A partial solution - at least for buildings of fire-resistive construction - may be a new invention called the Wicks Life Line Air System, designed by Edward A. Wicks of Danbury, Connecticut. It uses a building's plumbing system to turn bathrooms into areas of refuge by pressurizing them with fresh air to maintain a constantly positive pressure and to keep smoke from penetrating. On command from a heat-sensing device, a sequence of events isolates the building's water distribution system from the water source, drains the network of pipes in two minutes, and opens the system to a supply of compressed air. The bathrooms are isolated by construction features to keep air leakage to a minimum.

Smoke enters an unprotected bathroom.

Smoke enters an unpressurized bathroom.

Wicks LifeLine Air System keeps smoke out.

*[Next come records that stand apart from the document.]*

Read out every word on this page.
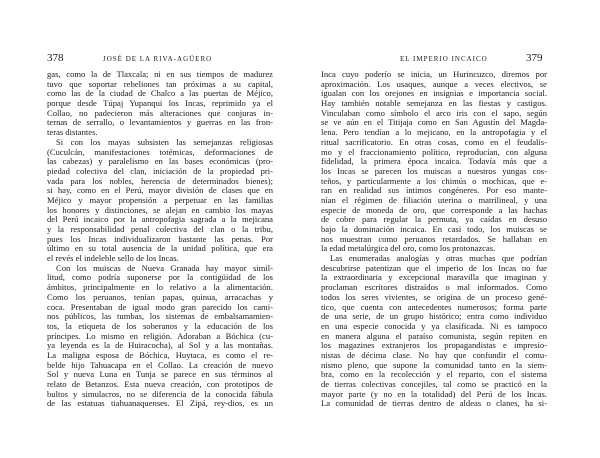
378	JOSÉ DE LA RIVA-AGÜERO
gas, como la de Tlaxcala; ni en sus tiempos de madurez
tuvo que soportar rebeliones tan próximas a su capital,
como las de la ciudad de Chalco a las puertas de Méjico,
porque desde Túpaj Yupanqui los Incas, reprimido ya el
Collao, no padecieron más alteraciones que conjuras in-
ternas de serrallo, o levantamientos y guerras en las fron-
teras distantes.
Si con los mayas subsisten las semejanzas religiosas
(Cuculcán, manifestaciones totémicas, deformaciones de
las cabezas) y paralelismo en las bases económicas (pro-
piedad colectiva del clan, iniciación de la propiedad pri-
vada para los nobles, herencia de determinados bienes);
si hay, como en el Perú, mayor división de clases que en
Méjico y mayor propensión a perpetuar en las familias
los honores y distinciones, se alejan en cambio los mayas
del Perú incaico por la antropofagia sagrada a la mejicana
y la responsabilidad penal colectiva del clan o la tribu,
pues los Incas individualizaron bastante las penas. Por
último en su total ausencia de la unidad política, que era
el revés el indeleble sello de los Incas.
Con los muiscas de Nueva Granada hay mayor simil-
litud, como podría suponerse por la contigüidad de los
ámbitos, principalmente en lo relativo a la alimentación.
Como los peruanos, tenían papas, quinua, arracachas y
coca. Presentaban de igual modo gran parecido los cami-
nos públicos, las tumbas, los sistemas de embalsamamien-
tos, la etiqueta de los soberanos y la educación de los
príncipes. Lo mismo en religión. Adoraban a Bóchica (cu-
ya leyenda es la de Huiracocha), al Sol y a las montañas.
La maligna esposa de Bóchica, Huytaca, es como el re-
belde hijo Tahuacapa en el Collao. La creación de nuevo
Sol y nueva Luna en Tunja se parece en sus términos al
relato de Betanzos. Esta nueva creación, con prototipos de
bultos y simulacros, no se diferencia de la conocida fábula
de las estatuas tiahuanaquenses. El Zipá, rey-dios, es un
EL IMPERIO INCAICO	379
Inca cuyo poderío se inicia, un Hurincuzco, diremos por
aproximación. Los usaques, aunque a veces electivos, se
igualan con los orejones en insignias e importancia social.
Hay también notable semejanza en las fiestas y castigos.
Vinculaban como símbolo el arco iris con el sapo, según
se ve aún en el Titijaja como en San Agustín del Magda-
lena. Pero tendían a lo mejicano, en la antropofagia y el
ritual sacrificatorio. En otras cosas, como en el feudalis-
mo y el fraccionamiento político, reproducían, con alguna
fidelidad, la primera época incaica. Todavía más que a
los Incas se parecen los muiscas a nuestros yungas cos-
teños, y particularmente a los chimús o mochicas, que e-
ran en realidad sus íntimos congéneres. Por eso mante-
nían el régimen de filiación uterina o matrilineal, y una
especie de moneda de oro, que corresponde a las hachas
de cobre para regular la permuta, ya caídas en desuso
bajo la dominación incaica. En casi todo, los muiscas se
nos muestran como peruanos retardados. Se hallaban en
la edad metalúrgica del oro, como los protonazcas.
Las enumeradas analogías y otras muchas que podrían
descubrirse patentizan que el imperio de los Incas no fue
la extraordinaria y excepcional maravilla que imaginan y
proclaman escritores distraídos o mal informados. Como
todos los seres vivientes, se origina de un proceso gené-
tico, que cuenta con antecedentes numerosos; forma parte
de una serie, de un grupo histórico; entra como individuo
en una especie conocida y ya clasificada. Ni es tampoco
en manera alguna el paraíso comunista, según repiten en
los magazines extranjeros los propagandistas e impresio-
nistas de décima clase. No hay que confundir el comu-
nismo pleno, que supone la comunidad tanto en la siem-
bra, como en la recolección y el reparto, con el sistema
de tierras colectivas concejiles, tal como se practicó en la
mayor parte (y no en la totalidad) del Perú de los Incas.
La comunidad de tierras dentro de aldeas o clanes, ha si-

Elevated air pressure from faucets keeps smoke out.

Based on illustrations by Jana Brenning

The theory is the same as that which governs the operation of positive-pressure, self-contained breathing apparatus. A proper seal minimizes the potential for leakage, and what little seepage does occur will be from the inside out rather than from the contaminated outside atmosphere in. Thus, a person trapped by fire in a building provided with the Wicks system can retreat to a bathroom, put the system in operation by opening the faucet, and wait for firefighters to arrive, confident that neither fire nor smoke can penetrate the room.

The building must be of fire-resistive construction to provide integrity in the walls, ceiling, and floor of the bathroom. And the room has to be sealed: Weather stripping attached to the door ensures a tight seal with the frame, and any areas of potential air leakage - around pipe chases, for example - must be sealed. Provisions must be made to close the air vent off from the room during a fire, and this is normally accomplished by a preinstalled trap door which will spring closed over the vent opening on demand.

The system gets it's air from compressors located in the building's mechanical room. There should be redundancy in the air intake and compressor system so a compressor failure or contamination of an air source will not knock the system out of operation. Depending on the capacity of the water pipes, either hot or cold lines, or both together, can be purged and pressurized with air. Ideally, though, the system will use just the hot water side, leaving the cold water side intact and capable of providing water.